B. Total memory size changed from the DOS system to the data Zone
After the virus is resident in the memory, to prevent the DOS system from overwriting it, you must modify the total system memory.
C. Write the COM and exe files
To infect viruses, you must write COM and exe files.
D. switching between virus programs and host programs
The infected program is running. Run the virus first and then run the Host Program. There are many feature behaviors when switching between the two.
Features of Behavior Monitoring:
Strengths of the Behavior Monitoring Method: it can detect unknown viruses and accurately predict the majority of unknown viruses. Short points of the Behavior Monitoring Method: it may be difficult to trigger an alarm by mistake, identify the virus name, and implement it.

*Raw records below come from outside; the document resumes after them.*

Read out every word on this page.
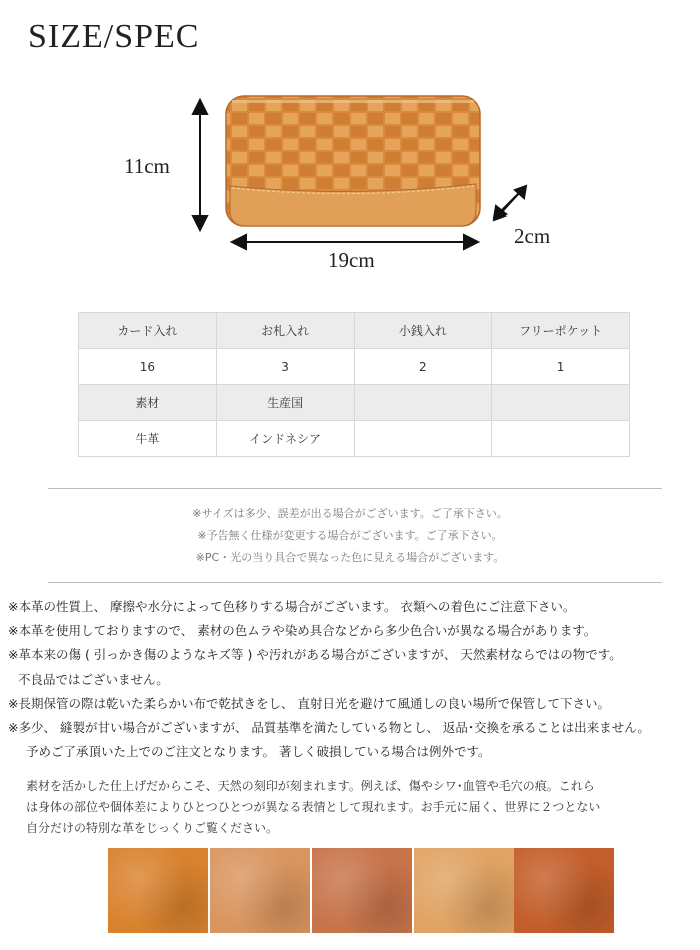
SIZE/SPEC
11cm
19cm
2cm
カード入れ	お札入れ	小銭入れ	フリーポケット
16	3	2	1
素材	生産国		
牛革	インドネシア		
※サイズは多少、誤差が出る場合がございます。ご了承下さい。
※予告無く仕様が変更する場合がございます。ご了承下さい。
※PC・光の当り具合で異なった色に見える場合がございます。
※本革の性質上、 摩擦や水分によって色移りする場合がございます。 衣類への着色にご注意下さい。
※本革を使用しておりますので、 素材の色ムラや染め具合などから多少色合いが異なる場合があります。
※革本来の傷 ( 引っかき傷のようなキズ等 ) や汚れがある場合がございますが、 天然素材ならではの物です。
不良品ではございません。
※長期保管の際は乾いた柔らかい布で乾拭きをし、 直射日光を避けて風通しの良い場所で保管して下さい。
※多少、 縫製が甘い場合がございますが、 品質基準を満たしている物とし、 返品･交換を承ることは出来ません。
予めご了承頂いた上でのご注文となります。 著しく破損している場合は例外です。
素材を活かした仕上げだからこそ、天然の刻印が刻まれます。例えば、傷やシワ･血管や毛穴の痕。これら
は身体の部位や個体差によりひとつひとつが異なる表情として現れます。お手元に届く、世界に２つとない
自分だけの特別な革をじっくりご覧ください。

4. Software Simulation Method
Each infection of a polymorphism virus changes its virus password. To deal with the virus, the feature code method becomes invalid. Because the code of the polymorphism virus is encrypted, and each time the key is used is different, the infected virus code is compared with each other, and the same Code may not be found as the stable code of the feature. Although the behavior detection method can detect the polymorphism virus, it is difficult to completely clear the virus because it does not know the type of the virus.
Features of Software Simulation:
Advantages of the software simulation method: the most powerful judgment capability on viruses (because of a variety of detection methods ).
Software Simulation Method: scanning is slow and virus detection is often inaccurate.
V. Summary
After learning about the above detection methods, the final conclusion is: currently, anti-virus software mainly relies on pattern recognition technology to detect viruses. That is to say, the pattern is the special code extracted from the virus itself by anti-virus software to determine the virus (the virus always has its own characteristics like humans) our kill-free model specifically targets these signatures, which means that anti-virus software can achieve the purpose of eliminating the virus by failing to find these signatures. However, it should be emphasized that the functions of the file itself cannot be damaged, that is, the files without killing should be exactly the same as those of the original file. Only in this way can it be regarded as an effective kill-free solution.

Note: This article is excerpted from Ji Liang, author of "password to death ".